People v. Middleton

Appeal by the defendant from a judgment of the County Court, Nassau County (Berkowitz, J.), rendered August 12, 2005, convicting him of murder in the second degree, assault in the second degree, and assault in the third degree, upon a jury verdict, and imposing sentence.

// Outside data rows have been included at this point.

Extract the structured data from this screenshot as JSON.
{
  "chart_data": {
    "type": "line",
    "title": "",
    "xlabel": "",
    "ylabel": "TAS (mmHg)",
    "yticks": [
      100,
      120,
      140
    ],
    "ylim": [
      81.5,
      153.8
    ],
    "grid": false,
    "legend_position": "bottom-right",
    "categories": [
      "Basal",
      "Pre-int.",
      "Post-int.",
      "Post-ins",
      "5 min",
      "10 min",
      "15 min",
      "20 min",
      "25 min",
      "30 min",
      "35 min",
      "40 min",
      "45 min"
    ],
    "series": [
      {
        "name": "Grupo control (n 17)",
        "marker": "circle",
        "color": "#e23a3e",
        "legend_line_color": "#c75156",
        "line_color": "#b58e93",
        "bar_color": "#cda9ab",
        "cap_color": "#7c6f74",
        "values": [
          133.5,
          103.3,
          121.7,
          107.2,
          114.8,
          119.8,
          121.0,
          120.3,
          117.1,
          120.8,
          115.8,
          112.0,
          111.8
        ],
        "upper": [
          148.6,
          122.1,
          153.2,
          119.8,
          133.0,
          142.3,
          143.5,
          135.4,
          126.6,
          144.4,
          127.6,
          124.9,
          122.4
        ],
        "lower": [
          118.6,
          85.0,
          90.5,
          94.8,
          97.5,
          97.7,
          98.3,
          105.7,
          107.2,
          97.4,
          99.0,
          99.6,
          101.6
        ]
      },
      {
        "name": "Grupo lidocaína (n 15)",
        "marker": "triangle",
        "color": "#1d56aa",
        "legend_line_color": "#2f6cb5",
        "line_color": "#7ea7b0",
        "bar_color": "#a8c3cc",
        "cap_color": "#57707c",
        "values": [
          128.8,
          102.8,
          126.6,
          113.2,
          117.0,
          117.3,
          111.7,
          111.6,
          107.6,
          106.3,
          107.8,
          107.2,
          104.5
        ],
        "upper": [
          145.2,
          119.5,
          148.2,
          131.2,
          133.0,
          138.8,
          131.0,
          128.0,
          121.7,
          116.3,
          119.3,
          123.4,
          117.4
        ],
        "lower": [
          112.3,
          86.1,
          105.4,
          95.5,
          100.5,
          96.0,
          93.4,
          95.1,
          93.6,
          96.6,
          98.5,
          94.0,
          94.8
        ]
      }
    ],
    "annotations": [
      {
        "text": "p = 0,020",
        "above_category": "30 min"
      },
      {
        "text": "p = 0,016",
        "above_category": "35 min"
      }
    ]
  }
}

Ordered that the judgment is affirmed.

The defendant’s contention that the People failed to prove by legally sufficient evidence that he intended to cause the death of one of the victims is unpreserved for appellate review, as he failed to specifically raise this claim in his motion for a trial order of dismissal (see CPL 470.05 [2]; People v Gray, 86 NY2d 10, 19 [1995]; People v Jones, 309 AD2d 819 [2003]). In any event, viewing the evidence in the light most favorable to the prosecution (see People v Contes, 60 NY2d 620, 621 [1983]), we find that there is a valid line of reasoning and permissible inferences *534which could, lead a rational person to conclude that the defendant intended to cause the death of another person (see Penal Law § 125.25 [1]; People v Robertson, 302 AD2d 956, 956-957 [2003]).

The defendant’s contention that the jury’s verdict was repugnant or inconsistent is unpreserved for appellate review (see People v Alfaro, 66 NY2d 985, 987 [1985]; People v Graham, 307 AD2d 935 [2003]) and, in any event, is without merit (see People v Trappier, 87 NY2d 55 [1995]; People v Davis, 39 AD3d 873, 875 [2007]).

Contrary to the defendant’s contention, the prosecutor did not improperly comment on the defendant’s prior bad acts in his opening statement, as the challenged comments provided necessary background information (see People v Patten, 43 AD3d 964 [2007]; People v Monzon, 289 AD2d 595 [2001]). Furthermore, the defendant’s contention that certain testimony and evidence admitted at trial was unduly prejudicial and deprived him of a fair trial is unpreserved for appellate review (see CPL 470.05 [2]) and, in any event, is without merit.

Contrary to the defendant’s contention, the People were not obligated to correct inaccuracies in certain Rosario material (see People v Rosario, 9 NY2d 286 [1961], cert denied 368 US 866 [1961]; People v Lugo, 227 AD2d 247 [1996]).

The defendant’s remaining contention is without merit. Skelos, J.P, Ritter, Florio and Dickerson, JJ., concur.